Le pape François et ses sbires exploitent clairement la faiblesse de Benoît, comme dans cette récente controverse autour d’un livre, où ils se sont empressés de le punir pour ce qu’ils considéraient comme une rébellion contre l’esprit libéral du synode amazonien. Le prisonnier du Vatican s’était pour ainsi dire éloigné de sa cellule, et ils n’ont pas apprécié. Les flagorneurs papaux paniqués ont déclaré à la presse la semaine dernière qu’il était temps pour l’Eglise d’adopter des « règles pour les ex-papes », qui limiteraient leur liberté d’expression. Peu importe que cette proposition vienne des libéraux théologiques qui réclamaient un droit à la dissidence de l’enseignement de l’Eglise sous le pontificat de Benoît XVI. Ils ne cessaient de parler du « manque de liberté d’expression dans l’Église ». Maintenant, ils sont favorables à la suppression de la liberté d’expression des papes retraités.

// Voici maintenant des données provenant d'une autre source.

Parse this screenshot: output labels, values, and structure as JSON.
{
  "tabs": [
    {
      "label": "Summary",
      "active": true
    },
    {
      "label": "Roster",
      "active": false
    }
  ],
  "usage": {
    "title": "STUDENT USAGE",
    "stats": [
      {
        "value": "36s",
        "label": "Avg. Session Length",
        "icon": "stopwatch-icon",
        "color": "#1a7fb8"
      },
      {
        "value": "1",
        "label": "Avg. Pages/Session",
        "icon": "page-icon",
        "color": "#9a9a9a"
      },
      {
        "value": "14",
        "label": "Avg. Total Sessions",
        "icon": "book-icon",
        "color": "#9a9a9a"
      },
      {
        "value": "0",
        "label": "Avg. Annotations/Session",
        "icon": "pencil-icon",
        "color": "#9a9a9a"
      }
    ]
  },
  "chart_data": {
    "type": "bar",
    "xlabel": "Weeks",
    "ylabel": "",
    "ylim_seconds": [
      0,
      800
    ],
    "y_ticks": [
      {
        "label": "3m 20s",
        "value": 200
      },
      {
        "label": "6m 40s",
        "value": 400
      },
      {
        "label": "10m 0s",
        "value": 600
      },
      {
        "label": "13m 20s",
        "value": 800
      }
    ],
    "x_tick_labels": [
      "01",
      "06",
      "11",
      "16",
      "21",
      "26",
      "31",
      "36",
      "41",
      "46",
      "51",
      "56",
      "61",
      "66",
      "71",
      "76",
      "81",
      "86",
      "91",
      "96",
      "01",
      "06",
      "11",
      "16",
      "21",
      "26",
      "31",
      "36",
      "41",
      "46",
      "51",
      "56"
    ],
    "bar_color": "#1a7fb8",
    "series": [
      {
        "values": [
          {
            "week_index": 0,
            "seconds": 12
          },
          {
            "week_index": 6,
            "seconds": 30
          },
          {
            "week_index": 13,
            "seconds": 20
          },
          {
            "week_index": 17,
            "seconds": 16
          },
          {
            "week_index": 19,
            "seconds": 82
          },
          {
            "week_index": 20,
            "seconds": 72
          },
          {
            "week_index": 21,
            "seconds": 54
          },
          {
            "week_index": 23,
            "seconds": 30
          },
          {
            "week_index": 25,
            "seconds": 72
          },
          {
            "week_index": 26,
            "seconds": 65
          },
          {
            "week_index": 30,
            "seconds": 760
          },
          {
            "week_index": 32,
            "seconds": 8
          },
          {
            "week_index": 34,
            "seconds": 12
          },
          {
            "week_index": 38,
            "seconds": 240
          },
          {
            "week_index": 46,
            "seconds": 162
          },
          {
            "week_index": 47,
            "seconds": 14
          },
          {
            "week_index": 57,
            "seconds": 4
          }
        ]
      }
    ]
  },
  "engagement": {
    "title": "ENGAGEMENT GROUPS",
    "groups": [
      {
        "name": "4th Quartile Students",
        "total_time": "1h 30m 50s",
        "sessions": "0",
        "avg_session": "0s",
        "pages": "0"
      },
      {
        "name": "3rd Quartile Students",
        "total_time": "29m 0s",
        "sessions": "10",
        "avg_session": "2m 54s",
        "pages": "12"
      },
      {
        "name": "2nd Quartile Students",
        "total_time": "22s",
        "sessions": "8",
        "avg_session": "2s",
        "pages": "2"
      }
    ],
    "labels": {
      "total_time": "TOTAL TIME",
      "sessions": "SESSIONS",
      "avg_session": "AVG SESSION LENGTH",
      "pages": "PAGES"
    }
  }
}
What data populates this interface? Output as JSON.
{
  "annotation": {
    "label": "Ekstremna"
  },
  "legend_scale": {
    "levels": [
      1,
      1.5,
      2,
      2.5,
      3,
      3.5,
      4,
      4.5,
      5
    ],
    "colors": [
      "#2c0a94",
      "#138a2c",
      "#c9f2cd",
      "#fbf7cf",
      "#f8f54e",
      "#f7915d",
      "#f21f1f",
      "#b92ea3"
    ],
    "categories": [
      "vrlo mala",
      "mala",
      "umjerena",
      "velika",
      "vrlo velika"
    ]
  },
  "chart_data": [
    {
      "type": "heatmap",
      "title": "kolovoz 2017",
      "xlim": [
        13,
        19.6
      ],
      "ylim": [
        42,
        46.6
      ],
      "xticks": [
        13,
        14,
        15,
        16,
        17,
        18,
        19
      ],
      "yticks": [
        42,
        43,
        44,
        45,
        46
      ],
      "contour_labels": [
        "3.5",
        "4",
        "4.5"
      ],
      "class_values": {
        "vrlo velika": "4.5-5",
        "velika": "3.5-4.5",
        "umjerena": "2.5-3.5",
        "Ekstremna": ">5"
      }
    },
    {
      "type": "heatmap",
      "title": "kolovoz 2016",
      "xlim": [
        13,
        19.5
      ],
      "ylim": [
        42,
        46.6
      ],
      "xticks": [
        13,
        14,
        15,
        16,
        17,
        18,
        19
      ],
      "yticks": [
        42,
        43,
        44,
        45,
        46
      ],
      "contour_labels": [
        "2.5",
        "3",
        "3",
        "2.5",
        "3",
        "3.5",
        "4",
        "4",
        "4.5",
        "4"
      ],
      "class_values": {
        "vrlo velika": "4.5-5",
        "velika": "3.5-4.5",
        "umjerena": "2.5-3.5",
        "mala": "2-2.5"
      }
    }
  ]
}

Nul n’est plus intolérant qu’un « libéral tolérant » qui s’élève au sommet d’une institution et qui refuse immédiatement à d’autres ce qu’il a déjà revendiqué pour lui-même. C’est le phénomène auquel nous assistons dans l’Église. Le pape François et ses disciples se sont élevés au pouvoir sur la base du « droit à la dissidence » et se maintiennent maintenant au pouvoir en refusant ce droit aux autres.

Si l’opposition conservatrice avait plus de Viganò, la révolution du pape François pourrait être bloquée. Malheureusement, la franchise et le courage de Viganò sont rares au sein de l’épiscopat. Quelqu’un comme Sarah, qui a été humiliée à de multiples reprises (en 2016, le pape François a licencié 27 membres de son dicastère, la Congrégation pour le culte divin et la discipline des sacrements), n’aime pas secouer trop la barque. Les substituts de François n’ont pas cette timidité. Ils ont attendu leur heure, menant une longue marche vers la papauté, et « ont maintenant le vent dans le dos », comme l’a dit le cardinal allemand Walter Kasper.

La démission de Benoît a ouvert la voie à l’église même qu’il craignait – celle qui échangerait les enseignements de l’Église contre l’esprit de l’époque – et a ouvert la voie au pape même qui incarne cet esprit. François personnifie « l’herméneutique de la politique » qui, selon Benoît XVI, a corrompu l’Eglise post-Vatican II. François est le type de jésuite hétérodoxe et hautement politique que Benoît avait l’habitude de censurer lorsqu’il était à la tête de la Congrégation pour la doctrine de la foi sous le pape Jean-Paul II.

La retraite de Benoît n’a pas été heureuse. Il a vu une grande partie des progrès conservateurs de sa papauté disparaître et être remplacés par des flirts hétérodoxes d’un type ou d’un autre. Au début de son pontificat, il avait mis en garde contre une « dictature du relativisme ». Il finit maintenant sa vie comme une sorte de prisonnier sous un pape qui embrasse ce relativisme.